Suspicious.Cloud is a detection mechanism created to identify new malware threats without using the conventional signatures. Any files identified with this name are deemed harmful. Attackers intentionally morph this malware to evade antivirus scanners. Since Suspicious.Cloud is a usual detection, there are no common symptoms except for an alert initiated when antivirus software detects unnatural activity on the system.
Other Variants: Suspicious.Cloud.2.A, Suspicious.Cloud.7.L, Suspicious.Cloud.7.F
Damage Level: Medium
Systems Affected: Windows 9x, 2000, XP, Windows Vista
When Suspicious.Cloud enters a computer, it immediately makes some changes on system files. Other variants of this malware may inject a code onto legitimate system processes. Some will just drop essential files on various folders of Windows. Most of these infections can alter the registry. It can make vital changes to load the threat once Windows starts.
If this malware is running on the infected PC, it can execute actions as what is encoded in the virus. Because Suspicious.Cloud is a generic detection, antivirus programs may identify a variation of malware. There are no general sign if the computer is infected with this virus. Hence, security program will issue an alert whenever it sense illicit activity on the system initiated by Suspicious.Cloud. You can view the sample detection on the image below.

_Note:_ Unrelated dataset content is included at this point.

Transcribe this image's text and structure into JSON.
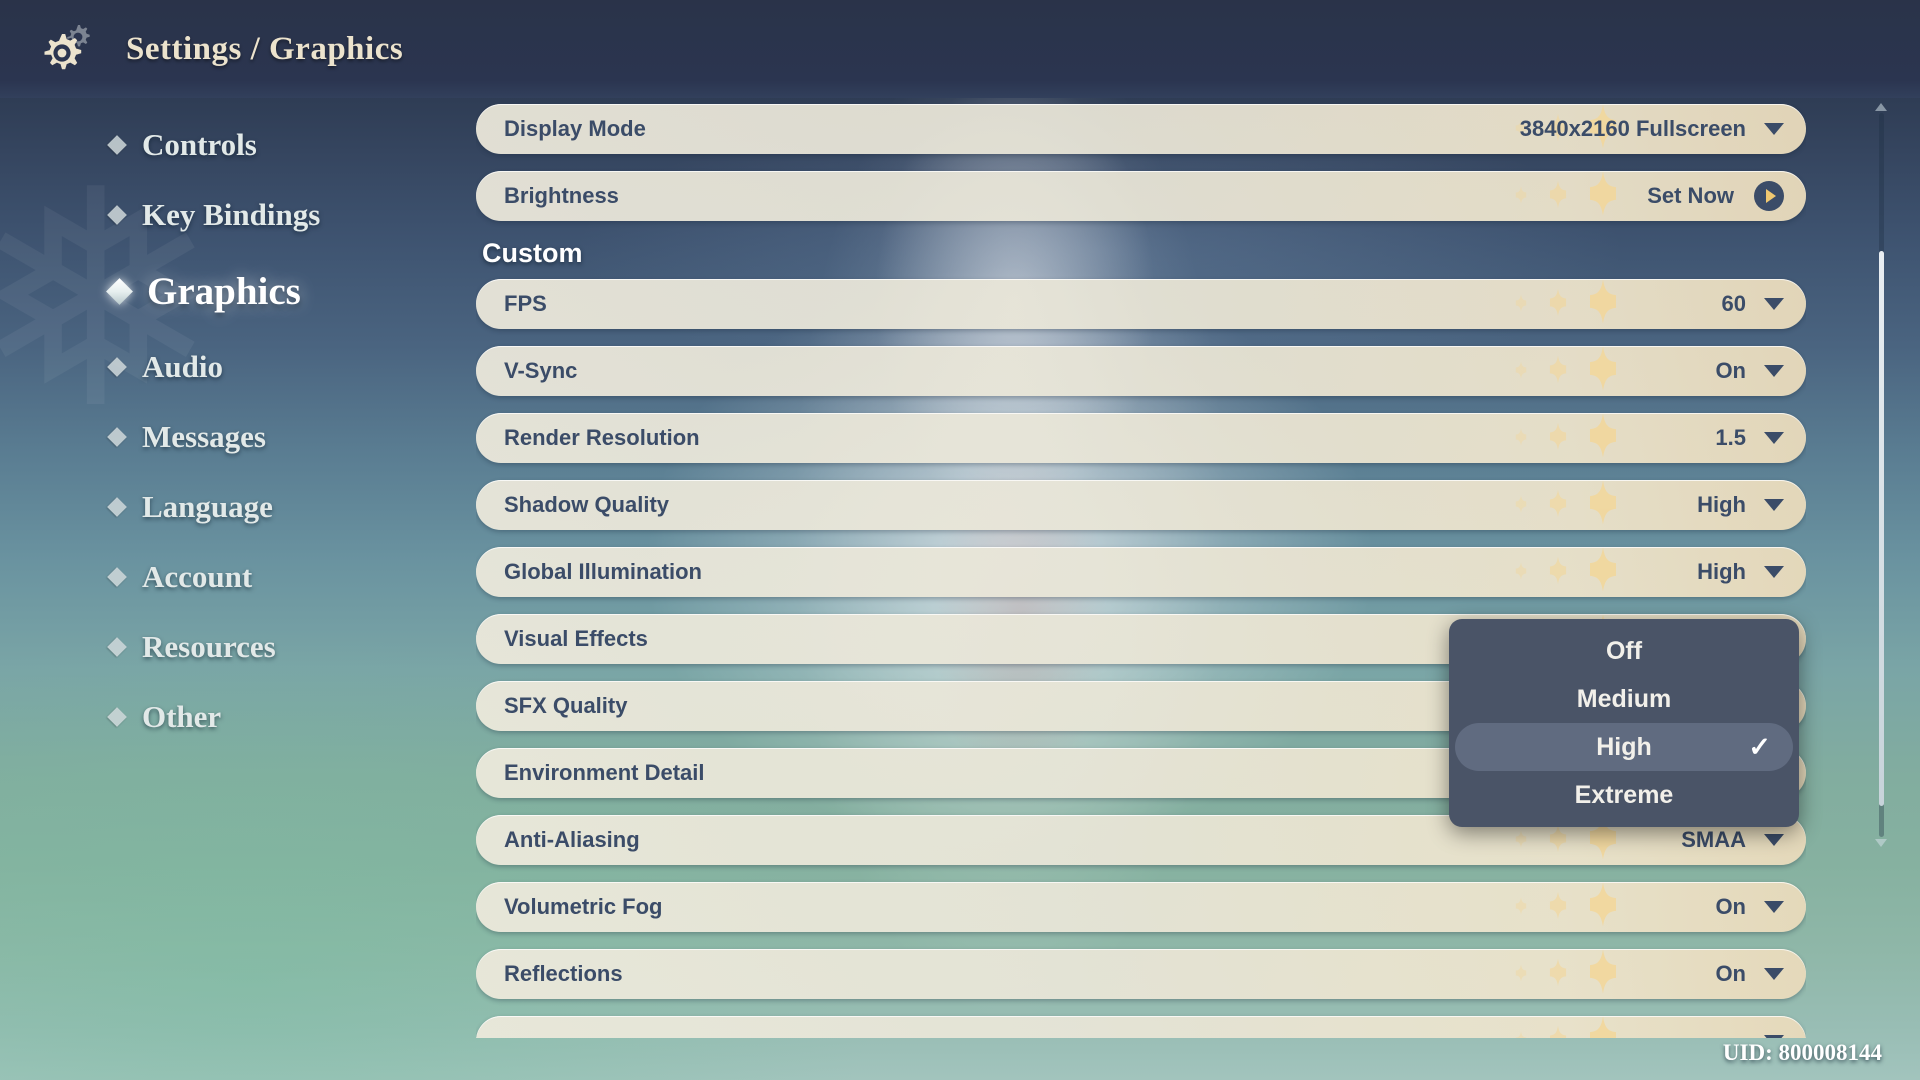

The threat is also known to have a downloader function. It can establish a communication line between the compromised computer and a remote server. From this connection, attacker may perform the following actions:
- Drop and execute other threats on the compromised computer
- Download a configuration file and update the threat
- Modify Internet browser’s homepage and redirect searches to unknown web sites
- Monitor Internet browsing activity of victims
- Display advertisement and pop-up messages
Suspicious.Cloud spreads through a number of means ordinarily employs by other similar threats. There is also an observation that some malicious links will direct victims to Suspicious.Cloud download page. These links will reach user via spam email messages, instant messaging program and malicious blogs that tackle most recent issues.